Outro ponto relevante, nessa temática, são os efeitos dessas ações na população LBGT. Sob essa ótica, de acordo com o site ‘‘Nexo Jornal’’, o Brasil é o país que mais mata travestis e transexuais no mundo. Dentro desse contexto, atos homofóbicos são constantes na sociedade brasileira, desde a violência verbal a física, a exemplo do assassinato da travesti Dandara dos Santos, evidenciando a permanência dessa mazela social. Por conseguinte, fica claro que tal cenário é prejudicial para vida e liberdade desse grupo, por isso, medidas são necessárias.

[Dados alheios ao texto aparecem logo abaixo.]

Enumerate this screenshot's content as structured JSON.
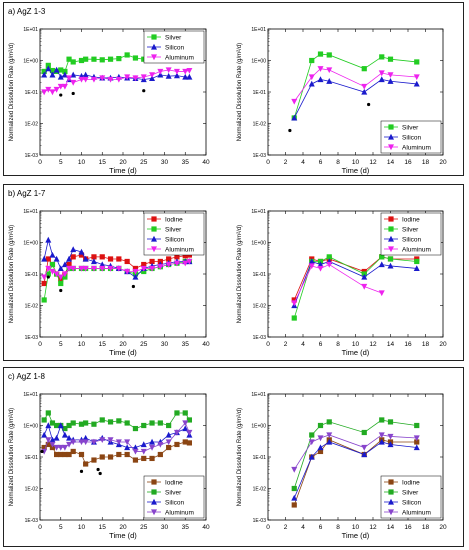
{
  "chart_data": [
    {
      "type": "scatter",
      "title": "a) AgZ 1-3",
      "xlabel": "Time (d)",
      "ylabel": "Normalized Dissolution Rate (g/m²/d)",
      "xlim": [
        0,
        40
      ],
      "xticks": [
        "0",
        "5",
        "10",
        "15",
        "20",
        "25",
        "30",
        "35",
        "40"
      ],
      "ylim_log10": [
        -3,
        1
      ],
      "yticks": [
        "1E-03",
        "1E-02",
        "1E-01",
        "1E+00",
        "1E+01"
      ],
      "legend": "top-right",
      "series": [
        {
          "name": "Silver",
          "color": "#22cc22",
          "marker": "square",
          "x": [
            1,
            2,
            3,
            4,
            5,
            6,
            7,
            8,
            10,
            11,
            13,
            15,
            17,
            19,
            21,
            23,
            25,
            27,
            29,
            31,
            33,
            35,
            36
          ],
          "y": [
            0.45,
            0.7,
            0.48,
            0.45,
            0.5,
            0.45,
            1.1,
            0.9,
            1.0,
            1.1,
            1.1,
            1.05,
            1.1,
            1.15,
            1.5,
            1.2,
            1.1,
            1.15,
            1.8,
            1.8,
            1.7,
            1.6,
            1.9
          ]
        },
        {
          "name": "Silicon",
          "color": "#1a1acc",
          "marker": "triangle",
          "x": [
            1,
            2,
            3,
            4,
            5,
            6,
            7,
            8,
            10,
            11,
            13,
            15,
            17,
            19,
            21,
            23,
            25,
            27,
            29,
            31,
            33,
            35,
            36
          ],
          "y": [
            0.35,
            0.55,
            0.35,
            0.5,
            0.3,
            0.35,
            0.25,
            0.35,
            0.32,
            0.35,
            0.3,
            0.28,
            0.28,
            0.3,
            0.28,
            0.27,
            0.25,
            0.27,
            0.35,
            0.32,
            0.33,
            0.3,
            0.3
          ]
        },
        {
          "name": "Aluminum",
          "color": "#ee22ee",
          "marker": "triangle-down",
          "x": [
            1,
            2,
            3,
            4,
            5,
            6,
            7,
            8,
            10,
            11,
            13,
            15,
            17,
            19,
            21,
            23,
            25,
            27,
            29,
            31,
            33,
            35,
            36
          ],
          "y": [
            0.1,
            0.12,
            0.1,
            0.12,
            0.15,
            0.15,
            0.28,
            0.2,
            0.25,
            0.25,
            0.25,
            0.28,
            0.25,
            0.25,
            0.3,
            0.28,
            0.3,
            0.35,
            0.45,
            0.5,
            0.45,
            0.45,
            0.48
          ]
        },
        {
          "name": "",
          "color": "#000000",
          "marker": "dot",
          "x": [
            5,
            8,
            25
          ],
          "y": [
            0.08,
            0.09,
            0.11
          ]
        }
      ]
    },
    {
      "type": "scatter",
      "title": "",
      "xlabel": "Time (d)",
      "ylabel": "Normalized Dissolution Rate (g/m²/d)",
      "xlim": [
        0,
        20
      ],
      "xticks": [
        "0",
        "2",
        "4",
        "6",
        "8",
        "10",
        "12",
        "14",
        "16",
        "18",
        "20"
      ],
      "ylim_log10": [
        -3,
        1
      ],
      "yticks": [
        "1E-03",
        "1E-02",
        "1E-01",
        "1E+00",
        "1E+01"
      ],
      "legend": "bottom-right",
      "series": [
        {
          "name": "Silver",
          "color": "#22cc22",
          "marker": "square",
          "x": [
            3,
            5,
            6,
            7,
            11,
            13,
            14,
            17
          ],
          "y": [
            0.015,
            1.0,
            1.6,
            1.5,
            0.55,
            1.3,
            1.1,
            0.9
          ]
        },
        {
          "name": "Silicon",
          "color": "#1a1acc",
          "marker": "triangle",
          "x": [
            3,
            5,
            6,
            7,
            11,
            13,
            14,
            17
          ],
          "y": [
            0.015,
            0.18,
            0.25,
            0.22,
            0.1,
            0.25,
            0.22,
            0.18
          ]
        },
        {
          "name": "Aluminum",
          "color": "#ee22ee",
          "marker": "triangle-down",
          "x": [
            3,
            5,
            6,
            7,
            11,
            13,
            14,
            17
          ],
          "y": [
            0.05,
            0.3,
            0.55,
            0.5,
            0.15,
            0.4,
            0.35,
            0.3
          ]
        },
        {
          "name": "",
          "color": "#000000",
          "marker": "dot",
          "x": [
            2.5,
            11.5
          ],
          "y": [
            0.006,
            0.04
          ]
        }
      ]
    },
    {
      "type": "scatter",
      "title": "b) AgZ 1-7",
      "xlabel": "Time (d)",
      "ylabel": "Normalized Dissolution Rate (g/m²/d)",
      "xlim": [
        0,
        40
      ],
      "xticks": [
        "0",
        "5",
        "10",
        "15",
        "20",
        "25",
        "30",
        "35",
        "40"
      ],
      "ylim_log10": [
        -3,
        1
      ],
      "yticks": [
        "1E-03",
        "1E-02",
        "1E-01",
        "1E+00",
        "1E+01"
      ],
      "legend": "top-right",
      "series": [
        {
          "name": "Iodine",
          "color": "#dd1111",
          "marker": "square",
          "x": [
            1,
            2,
            3,
            4,
            5,
            6,
            7,
            8,
            10,
            11,
            13,
            15,
            17,
            19,
            21,
            23,
            25,
            27,
            29,
            31,
            33,
            35,
            36
          ],
          "y": [
            0.05,
            0.3,
            0.2,
            0.1,
            0.07,
            0.1,
            0.2,
            0.35,
            0.4,
            0.3,
            0.35,
            0.35,
            0.3,
            0.3,
            0.25,
            0.15,
            0.2,
            0.25,
            0.25,
            0.3,
            0.35,
            0.38,
            0.4
          ]
        },
        {
          "name": "Silver",
          "color": "#22cc22",
          "marker": "square",
          "x": [
            1,
            2,
            3,
            4,
            5,
            6,
            7,
            8,
            10,
            11,
            13,
            15,
            17,
            19,
            21,
            23,
            25,
            27,
            29,
            31,
            33,
            35,
            36
          ],
          "y": [
            0.015,
            0.1,
            0.2,
            0.1,
            0.05,
            0.08,
            0.15,
            0.15,
            0.15,
            0.15,
            0.15,
            0.15,
            0.15,
            0.15,
            0.12,
            0.1,
            0.12,
            0.15,
            0.17,
            0.2,
            0.22,
            0.25,
            0.25
          ]
        },
        {
          "name": "Silicon",
          "color": "#1a1acc",
          "marker": "triangle",
          "x": [
            1,
            2,
            3,
            4,
            5,
            6,
            7,
            8,
            10,
            11,
            13,
            15,
            17,
            19,
            21,
            23,
            25,
            27,
            29,
            31,
            33,
            35,
            36
          ],
          "y": [
            0.3,
            1.2,
            0.4,
            0.3,
            0.15,
            0.2,
            0.3,
            0.6,
            0.5,
            0.3,
            0.25,
            0.2,
            0.18,
            0.15,
            0.12,
            0.08,
            0.15,
            0.18,
            0.2,
            0.22,
            0.25,
            0.25,
            0.25
          ]
        },
        {
          "name": "Aluminum",
          "color": "#ee22ee",
          "marker": "triangle-down",
          "x": [
            1,
            2,
            3,
            4,
            5,
            6,
            7,
            8,
            10,
            11,
            13,
            15,
            17,
            19,
            21,
            23,
            25,
            27,
            29,
            31,
            33,
            35,
            36
          ],
          "y": [
            0.08,
            0.15,
            0.12,
            0.1,
            0.08,
            0.1,
            0.15,
            0.15,
            0.15,
            0.15,
            0.15,
            0.15,
            0.15,
            0.15,
            0.12,
            0.12,
            0.15,
            0.15,
            0.17,
            0.2,
            0.22,
            0.22,
            0.25
          ]
        },
        {
          "name": "",
          "color": "#000000",
          "marker": "dot",
          "x": [
            2,
            5,
            22.5
          ],
          "y": [
            0.08,
            0.03,
            0.04
          ]
        }
      ]
    },
    {
      "type": "scatter",
      "title": "",
      "xlabel": "Time (d)",
      "ylabel": "Normalized Dissolution Rate (g/m²/d)",
      "xlim": [
        0,
        20
      ],
      "xticks": [
        "0",
        "2",
        "4",
        "6",
        "8",
        "10",
        "12",
        "14",
        "16",
        "18",
        "20"
      ],
      "ylim_log10": [
        -3,
        1
      ],
      "yticks": [
        "1E-03",
        "1E-02",
        "1E-01",
        "1E+00",
        "1E+01"
      ],
      "legend": "top-right",
      "series": [
        {
          "name": "Iodine",
          "color": "#dd1111",
          "marker": "square",
          "x": [
            3,
            5,
            6,
            7,
            11,
            13,
            14,
            17
          ],
          "y": [
            0.015,
            0.3,
            0.25,
            0.3,
            0.12,
            0.35,
            0.3,
            0.3
          ]
        },
        {
          "name": "Silver",
          "color": "#22cc22",
          "marker": "square",
          "x": [
            3,
            5,
            6,
            7,
            11,
            13,
            14,
            17
          ],
          "y": [
            0.004,
            0.25,
            0.25,
            0.35,
            0.1,
            0.35,
            0.3,
            0.25
          ]
        },
        {
          "name": "Silicon",
          "color": "#1a1acc",
          "marker": "triangle",
          "x": [
            3,
            5,
            6,
            7,
            11,
            13,
            14,
            17
          ],
          "y": [
            0.01,
            0.25,
            0.2,
            0.25,
            0.08,
            0.2,
            0.18,
            0.15
          ]
        },
        {
          "name": "Aluminum",
          "color": "#ee22ee",
          "marker": "triangle-down",
          "x": [
            3,
            5,
            6,
            7,
            11,
            13
          ],
          "y": [
            0.012,
            0.18,
            0.15,
            0.2,
            0.04,
            0.025
          ]
        }
      ]
    },
    {
      "type": "scatter",
      "title": "c) AgZ 1-8",
      "xlabel": "Time (d)",
      "ylabel": "Normalized Dissolution Rate (g/m²/d)",
      "xlim": [
        0,
        40
      ],
      "xticks": [
        "0",
        "5",
        "10",
        "15",
        "20",
        "25",
        "30",
        "35",
        "40"
      ],
      "ylim_log10": [
        -3,
        1
      ],
      "yticks": [
        "1E-03",
        "1E-02",
        "1E-01",
        "1E+00",
        "1E+01"
      ],
      "legend": "bottom-right",
      "series": [
        {
          "name": "Iodine",
          "color": "#8b4513",
          "marker": "square",
          "x": [
            1,
            2,
            3,
            4,
            5,
            6,
            7,
            8,
            10,
            11,
            13,
            15,
            17,
            19,
            21,
            23,
            25,
            27,
            29,
            31,
            33,
            35,
            36
          ],
          "y": [
            0.2,
            0.25,
            0.2,
            0.12,
            0.12,
            0.12,
            0.12,
            0.15,
            0.12,
            0.06,
            0.08,
            0.1,
            0.1,
            0.12,
            0.12,
            0.08,
            0.09,
            0.09,
            0.12,
            0.2,
            0.25,
            0.3,
            0.28
          ]
        },
        {
          "name": "Silver",
          "color": "#22aa22",
          "marker": "square",
          "x": [
            1,
            2,
            3,
            4,
            5,
            6,
            7,
            8,
            10,
            11,
            13,
            15,
            17,
            19,
            21,
            23,
            25,
            27,
            29,
            31,
            33,
            35,
            36
          ],
          "y": [
            1.5,
            2.5,
            1.2,
            1.0,
            1.0,
            0.8,
            1.0,
            1.2,
            1.1,
            1.2,
            1.1,
            1.5,
            1.3,
            1.4,
            1.2,
            0.8,
            1.0,
            1.2,
            1.2,
            1.0,
            2.5,
            2.5,
            1.5
          ]
        },
        {
          "name": "Silicon",
          "color": "#1a1acc",
          "marker": "triangle",
          "x": [
            1,
            2,
            3,
            4,
            5,
            6,
            7,
            8,
            10,
            11,
            13,
            15,
            17,
            19,
            21,
            23,
            25,
            27,
            29,
            31,
            33,
            35,
            36
          ],
          "y": [
            0.5,
            1.0,
            0.35,
            0.4,
            1.0,
            0.5,
            0.4,
            0.35,
            0.35,
            0.4,
            0.3,
            0.4,
            0.3,
            0.25,
            0.2,
            0.2,
            0.25,
            0.3,
            0.3,
            0.5,
            0.6,
            0.8,
            0.5
          ]
        },
        {
          "name": "Aluminum",
          "color": "#8844cc",
          "marker": "triangle-down",
          "x": [
            1,
            2,
            3,
            4,
            5,
            6,
            7,
            8,
            10,
            11,
            13,
            15,
            17,
            19,
            21,
            23,
            25,
            27,
            29,
            31,
            33,
            35,
            36
          ],
          "y": [
            0.15,
            0.35,
            0.25,
            0.2,
            0.2,
            0.2,
            0.25,
            0.3,
            0.3,
            0.3,
            0.3,
            0.35,
            0.35,
            0.3,
            0.3,
            0.15,
            0.15,
            0.2,
            0.25,
            0.3,
            0.6,
            1.2,
            0.6
          ]
        },
        {
          "name": "",
          "color": "#000000",
          "marker": "dot",
          "x": [
            0.5,
            10,
            14,
            14.5
          ],
          "y": [
            0.15,
            0.035,
            0.04,
            0.03
          ]
        }
      ]
    },
    {
      "type": "scatter",
      "title": "",
      "xlabel": "Time (d)",
      "ylabel": "Normalized Dissolution Rate (g/m²/d)",
      "xlim": [
        0,
        20
      ],
      "xticks": [
        "0",
        "2",
        "4",
        "6",
        "8",
        "10",
        "12",
        "14",
        "16",
        "18",
        "20"
      ],
      "ylim_log10": [
        -3,
        1
      ],
      "yticks": [
        "1E-03",
        "1E-02",
        "1E-01",
        "1E+00",
        "1E+01"
      ],
      "legend": "bottom-right",
      "series": [
        {
          "name": "Iodine",
          "color": "#8b4513",
          "marker": "square",
          "x": [
            3,
            5,
            6,
            7,
            11,
            13,
            14,
            17
          ],
          "y": [
            0.003,
            0.1,
            0.15,
            0.35,
            0.12,
            0.35,
            0.3,
            0.3
          ]
        },
        {
          "name": "Silver",
          "color": "#22aa22",
          "marker": "square",
          "x": [
            3,
            5,
            6,
            7,
            11,
            13,
            14,
            17
          ],
          "y": [
            0.01,
            0.5,
            1.0,
            1.3,
            0.6,
            1.5,
            1.3,
            1.0
          ]
        },
        {
          "name": "Silicon",
          "color": "#1a1acc",
          "marker": "triangle",
          "x": [
            3,
            5,
            6,
            7,
            11,
            13,
            14,
            17
          ],
          "y": [
            0.005,
            0.1,
            0.2,
            0.3,
            0.12,
            0.3,
            0.25,
            0.2
          ]
        },
        {
          "name": "Aluminum",
          "color": "#8844cc",
          "marker": "triangle-down",
          "x": [
            3,
            5,
            6,
            7,
            11,
            13,
            14,
            17
          ],
          "y": [
            0.04,
            0.3,
            0.4,
            0.5,
            0.2,
            0.5,
            0.45,
            0.4
          ]
        }
      ]
    }
  ]
}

Entende-se, portanto, a causa e o efeito da homofobia no Brasil. Para atenuar esse problema, é fundamental uma ação conjunta, na qual o Ministério da Educação será responsável por combater essa herança intolerante, por meio de debates, dados estatísticos e apresentação de seminários em escolas e universidades, a fim de incentivar desde a base educacional o respeito pela diversidade. Ademais, o Poder Público deve tornar a homofobia crime e aplicar punições aos desviantes da lei, no intuito de mitigar essa discriminação e visar uma sociedade mais igual. Assim, as manifestações LBGT serão comemorativas.